İnsanların duyguları oldukça karmaşıktır. Seçimleri, yaşamını şekillendirir; ancak çoğu zaman insan, nasıl seçim yapacağını bilemez ve genellikle kararsız kalır. Nasıl mutlu olacağını kestirmesi bile zordur; çünkü insan, ne istediğini genellikle bilmez. Çoğu zaman rastlantısal kararlar alır ve bu doğrultuda yaşar. Eğer talihi yaver gitmişse, hayat ona tatmin edici şeyler sunabilir. Ancak bu durum, her zaman onun için hayırlı mıdır? İşte bu, bilinmez. Aynı şey, dünya nimetlerinden mahrum kalanlar için de geçerlidir.
İnsanın kafası çok karışıktır; içinde yaşadığı toplum, onun kişiliğini şekillendirir ve kişi, bunun farkına bile varmaz. Manipülasyonun, daha çok başkalarının başına geldiğine dair kesin bir inancı vardır. Tıpkı ölümü kendisine uzak görmesi gibi… Oysa herkes, her şeye eşit mesafededir.
Ali Şeriati, insanı “tarih, coğrafya, sosyoloji ve kendi bencil tutkularının esiri” olarak tarif eder. Bu tespit, gerçekten doğrudur. İnsanların çoğu, düşünmeyi bilmez. Düşünmek, kendisinden önceki ve şimdiki toplumların dünya ile ilişkilerini öğrenmekle başlar. Bu bilgileri edindikten sonra bir insan, doğru ya da yanlış yerde olduğunu sorgulayabilir. Özetle, cahil insan, düşünceyi besleyen donelerden mahrum olduğu için düşünmeyi bilmez.
Düşünmekten aciz kalan insanların olaylara yaklaşımları ise genelde hâkim otoritenin tarafında olur. İşte bu noktada çok büyük sorunlar baş gösterir; fakat cahil birey, bunun farkına varamaz. Örneğin, günümüz insanı, ulus-devlet içinde yaşadığı için bunu norm olarak kabul eder ve sahte bir övünç histerisine kapılır. Ulus-devleti yüceltmekten geri kalmaz. Onu ödül ve ceza tekelinde görme eğilimi taşır.

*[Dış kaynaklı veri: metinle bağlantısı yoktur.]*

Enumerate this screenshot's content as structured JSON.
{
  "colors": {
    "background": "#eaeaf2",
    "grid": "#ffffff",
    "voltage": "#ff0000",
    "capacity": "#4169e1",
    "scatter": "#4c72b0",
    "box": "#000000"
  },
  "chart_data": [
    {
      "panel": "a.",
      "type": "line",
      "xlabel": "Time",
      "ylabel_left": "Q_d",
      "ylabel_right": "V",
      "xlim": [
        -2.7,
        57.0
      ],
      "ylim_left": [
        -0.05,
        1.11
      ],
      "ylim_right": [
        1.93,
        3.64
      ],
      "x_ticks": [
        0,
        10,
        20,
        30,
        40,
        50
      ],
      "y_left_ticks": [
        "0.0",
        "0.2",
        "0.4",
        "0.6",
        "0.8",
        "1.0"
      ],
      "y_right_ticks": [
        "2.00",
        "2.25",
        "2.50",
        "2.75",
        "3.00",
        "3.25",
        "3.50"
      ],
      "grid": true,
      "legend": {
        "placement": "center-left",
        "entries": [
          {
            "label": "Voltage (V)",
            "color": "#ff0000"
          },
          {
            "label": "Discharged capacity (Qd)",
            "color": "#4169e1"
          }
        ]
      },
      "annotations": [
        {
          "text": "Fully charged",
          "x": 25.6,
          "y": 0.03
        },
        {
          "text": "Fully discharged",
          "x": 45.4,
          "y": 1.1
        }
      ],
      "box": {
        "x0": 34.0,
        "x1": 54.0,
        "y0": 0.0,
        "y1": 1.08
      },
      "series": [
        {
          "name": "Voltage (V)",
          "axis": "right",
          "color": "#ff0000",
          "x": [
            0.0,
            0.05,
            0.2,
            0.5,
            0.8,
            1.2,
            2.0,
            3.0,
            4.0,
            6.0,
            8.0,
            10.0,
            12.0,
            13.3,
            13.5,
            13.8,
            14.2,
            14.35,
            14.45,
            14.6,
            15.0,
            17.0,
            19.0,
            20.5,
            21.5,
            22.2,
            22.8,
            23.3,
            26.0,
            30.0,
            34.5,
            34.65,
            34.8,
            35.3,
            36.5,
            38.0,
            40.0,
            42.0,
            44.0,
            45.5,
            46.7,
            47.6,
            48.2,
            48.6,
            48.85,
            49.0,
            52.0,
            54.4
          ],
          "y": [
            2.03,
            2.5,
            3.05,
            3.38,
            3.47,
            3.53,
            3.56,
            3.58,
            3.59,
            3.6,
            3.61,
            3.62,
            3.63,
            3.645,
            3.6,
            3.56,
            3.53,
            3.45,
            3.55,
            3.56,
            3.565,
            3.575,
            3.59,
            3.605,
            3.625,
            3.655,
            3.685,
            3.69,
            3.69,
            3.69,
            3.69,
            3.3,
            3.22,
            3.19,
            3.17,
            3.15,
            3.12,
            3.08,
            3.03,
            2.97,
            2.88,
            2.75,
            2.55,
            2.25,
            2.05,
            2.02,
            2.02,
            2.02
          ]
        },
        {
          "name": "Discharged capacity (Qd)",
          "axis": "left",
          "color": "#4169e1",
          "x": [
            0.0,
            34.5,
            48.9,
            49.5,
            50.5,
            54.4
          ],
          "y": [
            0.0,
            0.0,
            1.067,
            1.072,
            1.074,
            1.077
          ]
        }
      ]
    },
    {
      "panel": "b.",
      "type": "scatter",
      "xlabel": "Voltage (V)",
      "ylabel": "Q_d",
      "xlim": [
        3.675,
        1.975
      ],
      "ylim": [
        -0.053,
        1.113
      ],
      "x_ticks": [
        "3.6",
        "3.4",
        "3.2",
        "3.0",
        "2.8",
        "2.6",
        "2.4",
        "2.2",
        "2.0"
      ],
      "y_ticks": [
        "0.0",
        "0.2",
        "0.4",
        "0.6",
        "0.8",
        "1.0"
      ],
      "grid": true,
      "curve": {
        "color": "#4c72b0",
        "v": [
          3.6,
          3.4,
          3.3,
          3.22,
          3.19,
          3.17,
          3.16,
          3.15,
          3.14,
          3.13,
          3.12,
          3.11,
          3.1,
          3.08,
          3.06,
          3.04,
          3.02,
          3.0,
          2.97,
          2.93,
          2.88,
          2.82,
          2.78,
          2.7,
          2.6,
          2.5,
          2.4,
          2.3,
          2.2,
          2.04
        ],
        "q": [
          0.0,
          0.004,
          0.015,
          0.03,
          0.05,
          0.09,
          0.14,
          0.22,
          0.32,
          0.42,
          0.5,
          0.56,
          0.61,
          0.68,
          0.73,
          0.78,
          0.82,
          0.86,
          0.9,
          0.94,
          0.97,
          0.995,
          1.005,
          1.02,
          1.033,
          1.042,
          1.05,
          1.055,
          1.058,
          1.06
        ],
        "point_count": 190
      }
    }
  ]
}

Ulus-devlet, makbul vatandaşları genelde iş vererek ve çeşitli şekillerde ödüllendirir; bu da onu bir geçim kapısına dönüştürür. Vatandaş ile ulus-devlet arasındaki en tehlikeli bağ budur. Bir de bakarsınız ki Allah’a ait sıfatlar, teker teker devlete mal edilmiştir. Bu, gizli şirk bile içerir. Sadece geçim kapısı olarak “rızık veren” değil, aynı zamanda kendi koyduğu uyduruk kurallara uymayanları cezalandırması, halkın bu kuralları benimsemesine bağlıdır. Yani cahil çoğunluğun cehaleti, zalimi zalimlik yapmaya iten en temel güçtür.
Bir ulus-devlet, cahil bıraktığı toplumu türlü biçimlerde ödüllendirerek, kimilerini kahrına maruz bırakarak cezalandırırsa ve bu tutum kutsal metinlere uymuyorsa, ulus-devlet, kerameti kendinden menkul bağımsız bir güç olma keyfiyetiyle kutsallaşıverir. Bu kutsiyeti kabul etmemek ise seküler ulus-devlet dinine şirk koşmak olarak algılanır ve bunun karşılığı büyük cezalar olur.
Böyle bir toplumda özgün fikirlerin çıkması pek muhtemel değildir. Özgün bir şey üretemeyen toplumların geri kalması kadar doğal bir şey yoktur.
Birer yeryüzü ilahına dönüşen ulus-devletler, gelişmiş dünyaya uyum sağlayamazlar, uygar toplumları hep geriden takip ederler ve bunun sebeplerini bir türlü anlayamazlar.
Böyle zombi bir devlet ile milletin uzun süre ayakta kalması ve varlığını koruması mümkün değildir. Ancak yıkılıp parçalara ayrılması da kolay ve acısız olmaz. Zombi devletin ortadan kalkması, zombi vatandaş için varlık-yokluk meselesine dönüşür. Bu varlık-yokluk mücadelesi, bireye her türlü suçu işleme motivasyonu verir.
Seküler ya da pagan olsun, fark etmez; bu tür ulus-devletlerin kendine özgü birer şeriatı vardır. Bu şeriat gereği, zombi vatandaş, tanrısı adına cinayet bile işleyebilir ve buna kutsiyet atfeder. İşte bu durum, uzun süren büyük zulümlerin kapısını aralar.